With every year and every spring-summer collection comes new trends, new colours and new silhouettes for girls' boutique clothing, but despite everything else changing, there was always one item of clothing that would always be on the rail, or so we thought.
A sneak peek of the upcoming collection by John Lewis had a conspicuous lack of floral midi dresses, a staple of boutiques up and down the high street.
The reason for this, according to fashion director Queralt Ferrer, is that the trend has been around far too long and it is time for people to move on.
This is in spite of their popularity with almost everyone, from the Princess of Wales to actors such as Emily Ratajkowski, and how the look is so versatile it can be a casual style with a pair of sneakers or with a pair of heels or Mary Jane shoes to create a look perfect for garden parties or wedding receptions.
Whilst floral dresses have been an on-and-off trend since time immemorial, the most recent rise of the floral look came as a response to the normcore movement of the early 2010s.
Near the end of the decade, as befits the fashion cycle, the floral midi made a striking comeback, as they were easy to wear, easy to make, bright and vibrant.
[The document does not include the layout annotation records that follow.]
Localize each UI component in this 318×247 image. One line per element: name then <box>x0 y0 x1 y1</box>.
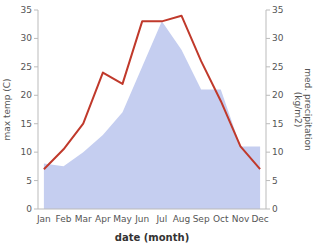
y2-axis-label-line: med. precipitation <box>303 68 313 150</box>
y2-tick <box>266 38 270 39</box>
y2-tick <box>266 10 270 11</box>
y2-tick <box>266 66 270 67</box>
y-tick-label: 5 <box>26 176 32 186</box>
y-tick <box>34 38 38 39</box>
x-tick-label: Jul <box>155 214 167 224</box>
y-tick-label: 20 <box>21 90 33 100</box>
y-tick-label: 30 <box>21 33 33 43</box>
temperature-line <box>44 16 260 170</box>
y-tick-label: 10 <box>21 147 33 157</box>
x-axis-line <box>38 209 266 210</box>
y2-tick <box>266 95 270 96</box>
x-tick-label: Dec <box>251 214 268 224</box>
y2-tick-label: 30 <box>272 33 284 43</box>
y2-tick <box>266 123 270 124</box>
x-tick-label: Oct <box>213 214 229 224</box>
y-tick <box>34 123 38 124</box>
y-tick-label: 35 <box>21 5 32 15</box>
y2-tick-label: 25 <box>272 62 283 72</box>
x-tick-label: Jun <box>134 214 149 224</box>
y-tick-label: 0 <box>26 204 32 214</box>
y-tick <box>34 180 38 181</box>
y2-tick <box>266 180 270 181</box>
plot-area <box>44 16 260 209</box>
y-tick <box>34 66 38 67</box>
y2-axis-label-line: (kg/m2) <box>293 92 303 127</box>
y-tick <box>34 209 38 210</box>
y2-tick-label: 20 <box>272 90 284 100</box>
x-tick-label: Feb <box>56 214 72 224</box>
x-tick-label: Apr <box>95 214 111 224</box>
y2-axis-label: med. precipitation(kg/m2) <box>293 68 313 150</box>
x-axis-label: date (month) <box>115 232 189 243</box>
y2-tick <box>266 209 270 210</box>
y-axis-label: max temp (C) <box>2 78 12 140</box>
y2-tick-label: 15 <box>272 119 283 129</box>
y-tick <box>34 95 38 96</box>
x-tick-label: Aug <box>173 214 191 224</box>
x-tick-label: Jan <box>36 214 51 224</box>
y-tick <box>34 152 38 153</box>
x-tick-label: Mar <box>75 214 92 224</box>
y2-tick-label: 0 <box>272 204 278 214</box>
chart: 0 5 10 15 20 25 30 35 0 5 10 15 20 25 30 35 Jan FebMarApr… <box>0 0 318 247</box>
y-tick-label: 15 <box>21 119 32 129</box>
y2-tick-label: 5 <box>272 176 278 186</box>
x-tick-label: May <box>113 214 132 224</box>
x-tick-label: Sep <box>193 214 210 224</box>
y2-axis-line <box>266 10 267 209</box>
y-tick-label: 25 <box>21 62 32 72</box>
y-axis-line <box>38 10 39 209</box>
y2-tick-label: 35 <box>272 5 283 15</box>
y2-tick-label: 10 <box>272 147 284 157</box>
x-tick-label: Nov <box>232 214 250 224</box>
y-tick <box>34 10 38 11</box>
y2-tick <box>266 152 270 153</box>
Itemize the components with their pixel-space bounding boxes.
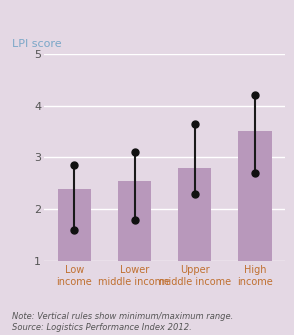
- Text: Note: Vertical rules show minimum/maximum range.
Source: Logistics Performance I: Note: Vertical rules show minimum/maximu…: [12, 312, 233, 332]
- Bar: [178, 168, 211, 261]
- Bar: [118, 181, 151, 261]
- Bar: [238, 132, 272, 261]
- Text: LPI score: LPI score: [12, 39, 61, 49]
- Bar: [58, 189, 91, 261]
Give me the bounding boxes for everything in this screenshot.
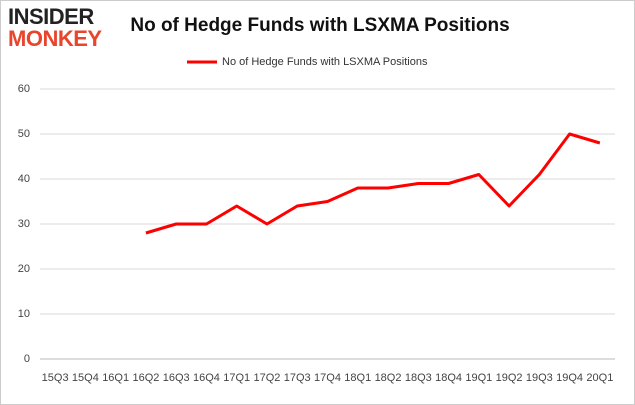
x-tick-label: 17Q2 — [254, 372, 281, 384]
legend-label: No of Hedge Funds with LSXMA Positions — [222, 56, 428, 68]
x-tick-label: 20Q1 — [586, 372, 613, 384]
x-tick-label: 16Q3 — [163, 372, 190, 384]
x-tick-label: 19Q4 — [556, 372, 583, 384]
x-tick-label: 19Q1 — [465, 372, 492, 384]
x-tick-label: 19Q2 — [496, 372, 523, 384]
y-tick-label: 40 — [18, 173, 30, 185]
x-tick-label: 15Q3 — [42, 372, 69, 384]
logo-top: INSIDER — [8, 4, 94, 29]
y-tick-label: 50 — [18, 128, 30, 140]
x-tick-label: 18Q2 — [375, 372, 402, 384]
x-tick-label: 18Q3 — [405, 372, 432, 384]
y-tick-label: 10 — [18, 308, 30, 320]
x-tick-label: 16Q4 — [193, 372, 220, 384]
x-tick-label: 17Q1 — [223, 372, 250, 384]
y-tick-label: 0 — [24, 353, 30, 365]
x-tick-label: 19Q3 — [526, 372, 553, 384]
chart-title: No of Hedge Funds with LSXMA Positions — [130, 15, 509, 36]
x-tick-label: 17Q3 — [284, 372, 311, 384]
series-line — [145, 132, 601, 235]
x-tick-label: 18Q1 — [344, 372, 371, 384]
y-tick-label: 30 — [18, 218, 30, 230]
x-tick-label: 15Q4 — [72, 372, 99, 384]
logo-bottom: MONKEY — [8, 26, 102, 51]
y-tick-label: 20 — [18, 263, 30, 275]
x-tick-label: 18Q4 — [435, 372, 462, 384]
y-tick-label: 60 — [18, 83, 30, 95]
x-tick-label: 17Q4 — [314, 372, 341, 384]
x-tick-label: 16Q1 — [102, 372, 129, 384]
x-tick-label: 16Q2 — [132, 372, 159, 384]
In other words, they were a perfect antidote to anti-fashion.
They continued to be popular even as fashionistas were confined to their homes, as they were as suited to relaxing at home as they were enjoying the bright midday sun or the bright lights of a city centre.
However, unlike the white shirt or blouses emblazoned with Breton stripes, floral dresses are bright enough and noticeable enough to be vulnerable to the winds of change.
The rise of trends such as Y2K and the growing resurgence of separates instead of dresses, tailored cuts instead of loose fits and statement prints instead of flowers has led to the flowers returning to the wardrobe, at least for now.